Punicalagin effects on the expression of p21, mouse double minute 2 homolog (MDM2), hypoxia-inducible factor (HIF) 1α, and selected members of the B cell lymphoma 2 (BCL2) family of proteins in syncytiotrophoblasts under hypoxic conditions for 24 h. A: left, Western blots of p21 with a shorter exposure (top) and a longer exposure (middle), with the two exposures being required because of the relatively low overall expression of this protein. Middle, summary of densitometry of p21 Western blots; n = 4. Right, qRT-PCR analysis of p21; n = 4. B: left, Western blot of MDM2. Middle, summary of densitometry of Western blots of MDM2; n = 6. Right, qRT-PCR analysis of MDM2; n = 4. C: left, Western blot of HIF1α. Middle, summary of densitometry of Western blots of HIF1α; n = 3. Right, qRT-PCR analysis of HIF1α; n = 4. D: left, Western blots of the expression of BCL2, BCLX_L, BAK, BAX, and BAD. Right, summary of densitometry of BCL2, BCLX_L, BAK, BAX, and BAD; n = 3. In A–D, *P < 0.05, t-test.

Another key set of proteins regulating apoptosis in human trophoblasts is the members of the BCL2 family (10, 17, 18).
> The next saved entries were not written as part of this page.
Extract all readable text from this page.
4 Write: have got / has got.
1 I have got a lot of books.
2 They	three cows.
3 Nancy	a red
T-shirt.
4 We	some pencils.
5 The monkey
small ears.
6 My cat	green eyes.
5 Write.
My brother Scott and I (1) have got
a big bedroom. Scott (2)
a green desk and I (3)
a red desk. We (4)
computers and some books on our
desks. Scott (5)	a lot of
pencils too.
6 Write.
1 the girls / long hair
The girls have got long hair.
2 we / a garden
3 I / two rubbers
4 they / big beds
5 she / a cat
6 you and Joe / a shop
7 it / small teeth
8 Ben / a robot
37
To determine if multiple apoptotic pathways are affected by punicalagin, we examined its effect on BCL2 family members. We found that punicalagin did not affect expression of BCL2, BCL2X_L, BAK, BAX, or BAD proteins in hypoxic syncytiotrophoblasts (Fig. 3D), suggesting changes in expression of these BCL2 family proteins are not involved in the protective effects of punicalagin, highlighting the relative specificity of the effect on the p53 pathway.

To study if punicalagin had a posttranscriptional effect on the expression of p53 in syncytiotrophoblasts under hypoxia, we next assayed cells treated with punicalagin in the presence or absence of Nutlin-3 (Fig. 4A), a specific inhibitor of the p53 and MDM2 interaction. As expected, Nutlin-3 significantly increased p53 levels and trophoblast apoptosis, as measured by cl-PARP (Fig. 4, B and C), consistent with our previous results (10). Punicalagin significantly decreased the Nutlin-3-induced elevation of p53 levels (Fig. 4, B and C) and, concomitantly, decreased the Nutlin-3 induction of apoptosis (Fig. 4, B and C). As expected, the Nutlin-3 induction of p53 increased expression of p21 (Fig. 4, B–D), a downstream target of p53, and punicalagin reduced this Nutlin-3-mediated increase of p21 levels (Fig. 4, B–D). Expression of MDM2 (another downstream target of p53) was modestly increased by Nutlin-3, and this increase was prevented by punicalagin (Fig. 4, B and C). Finally, expression of MDMX, another important regulator of p53, was not affected by punicalagin or Nutlin-3 treatment (Fig. 4, B and C).

DISCUSSION

The data show that punicalagin limits hypoxia-induced apoptosis in cultures of syncytiotrophoblasts as measured by cl-PARP, active caspase 9, and active caspase 3. This protective effect associates with decreased expression of p53 and HIF1α. Moreover, punicalagin decreased p21 and MDM2 levels, reflecting the decreased p53 activity. Importantly, punicalagin uniquely decreased Nutlin-3-induced expression of p53 and the downstream targets for p53, including p21 and MDM2, but not MDMX. Notably, the effect on the p53 pathway is relatively selective, since punicalagin had no effect on expression of the members of the BCL2 family or MDMX. We conclude that punicalagin attenuates hypoxia-induced trophoblast death through modulation of p53 activity.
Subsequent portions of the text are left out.